Née en 1902, Léona Delcourt rencontre André Breton à la fin de l’année 1926. Leur relation est aussi brève qu’intense. Breton est fasciné par cette jeune femme à l’imagination débordante, aux intuitions fulgurantes et au rapport singulier au réel. Il fera d’elle la figure centrale de Nadja, un récit où la frontière entre autobiographie, fiction et réflexion poétique se brouille constamment.

Si l’ouvrage deviendra par la suite un immense classique de la littérature française, il ne transforme pas immédiatement Breton en homme riche. En revanche, il contribue durablement à sa renommée. L’écrivain puise largement dans la personnalité, les paroles, les visions et les fragilités psychiques de Léona Delcourt pour construire une œuvre appelée à entrer au panthéon littéraire.

Mais la réalité de la jeune femme est bien différente.

Quelques mois après leur rencontre, Léona sombre dans un délire de persécution. En mars 1927, victime d’une grave crise d’angoisse, elle est arrêtée par la police puis internée d’office à l’hôpital psychiatrique de Perray-Vaucluse avant d’être transférée à l’asile de Bailleul, dans le Nord.

André Breton ne la reverra jamais.

Les archives montrent qu’un médecin proche de l’écrivain s’est renseigné une fois sur son état, mais aucune visite de Breton ou d’un membre du groupe surréaliste n’a été retrouvée.

Léona Delcourt passera le reste de sa vie enfermée.

Elle meurt le 15 janvier 1941, à seulement 38 ans. Son certificat de décès mentionne une « cachexie néoplasique », un état d’extrême affaiblissement lié à une maladie.

Mais cette formulation administrative masque une réalité aujourd’hui bien documentée.

Sous le régime de Vichy et durant l’Occupation allemande, les hôpitaux psychiatriques français connaissent une catastrophe humanitaire. Faute de nourriture, de moyens et d’une véritable prise en charge, plus de 40 000 patients psychiatriques meurent de faim ou des conséquences directes de la sous-alimentation. Plusieurs historiens qualifient cette tragédie d’« extermination douce » tant l’abandon institutionnel fut massif.

Léona Delcourt compte parmi ces victimes oubliées.
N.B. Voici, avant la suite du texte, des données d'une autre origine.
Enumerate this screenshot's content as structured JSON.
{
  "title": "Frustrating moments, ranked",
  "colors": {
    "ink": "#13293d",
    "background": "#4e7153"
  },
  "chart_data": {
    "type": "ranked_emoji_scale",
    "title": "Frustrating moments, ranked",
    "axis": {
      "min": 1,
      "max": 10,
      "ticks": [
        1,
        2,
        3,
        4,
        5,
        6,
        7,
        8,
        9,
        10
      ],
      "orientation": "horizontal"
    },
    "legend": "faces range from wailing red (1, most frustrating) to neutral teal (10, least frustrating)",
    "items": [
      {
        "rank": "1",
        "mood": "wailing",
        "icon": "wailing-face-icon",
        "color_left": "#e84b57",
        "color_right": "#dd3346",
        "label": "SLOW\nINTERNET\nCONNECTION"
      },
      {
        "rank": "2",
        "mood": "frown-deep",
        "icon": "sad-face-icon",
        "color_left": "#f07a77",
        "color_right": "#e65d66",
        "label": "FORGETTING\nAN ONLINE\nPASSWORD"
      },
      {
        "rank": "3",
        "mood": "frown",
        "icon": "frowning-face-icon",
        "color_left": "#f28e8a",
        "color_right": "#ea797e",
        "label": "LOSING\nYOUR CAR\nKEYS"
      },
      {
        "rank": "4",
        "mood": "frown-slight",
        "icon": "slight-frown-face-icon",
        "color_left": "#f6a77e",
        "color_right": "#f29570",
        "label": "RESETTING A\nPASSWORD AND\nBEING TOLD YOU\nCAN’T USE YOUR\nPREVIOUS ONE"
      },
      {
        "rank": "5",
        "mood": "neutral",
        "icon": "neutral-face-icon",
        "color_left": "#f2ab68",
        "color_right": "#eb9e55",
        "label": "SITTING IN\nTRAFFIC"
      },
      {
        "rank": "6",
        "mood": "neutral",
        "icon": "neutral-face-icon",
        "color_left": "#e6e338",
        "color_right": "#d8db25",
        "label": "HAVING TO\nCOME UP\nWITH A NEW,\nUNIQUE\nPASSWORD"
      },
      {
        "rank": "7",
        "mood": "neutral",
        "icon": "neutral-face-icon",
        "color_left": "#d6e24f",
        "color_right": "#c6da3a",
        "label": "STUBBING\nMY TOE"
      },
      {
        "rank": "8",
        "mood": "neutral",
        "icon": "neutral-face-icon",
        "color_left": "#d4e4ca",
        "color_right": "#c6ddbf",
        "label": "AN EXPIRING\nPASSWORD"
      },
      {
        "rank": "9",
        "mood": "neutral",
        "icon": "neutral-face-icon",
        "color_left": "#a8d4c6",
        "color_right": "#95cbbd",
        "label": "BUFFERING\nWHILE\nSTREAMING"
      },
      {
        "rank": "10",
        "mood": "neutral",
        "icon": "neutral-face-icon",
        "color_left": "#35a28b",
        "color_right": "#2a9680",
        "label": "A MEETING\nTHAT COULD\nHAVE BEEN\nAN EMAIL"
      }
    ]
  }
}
Le destin de celle qui inspira l’un des plus grands livres du XXᵉ siècle interroge encore aujourd’hui. Derrière la muse célébrée par la littérature se trouvait une femme abandonnée, internée, puis morte dans l’indifférence générale. Son histoire rappelle que certaines œuvres immortalisent leurs personnages, tandis que les êtres humains qui les ont inspirées disparaissent parfois dans le silence de l’Histoire.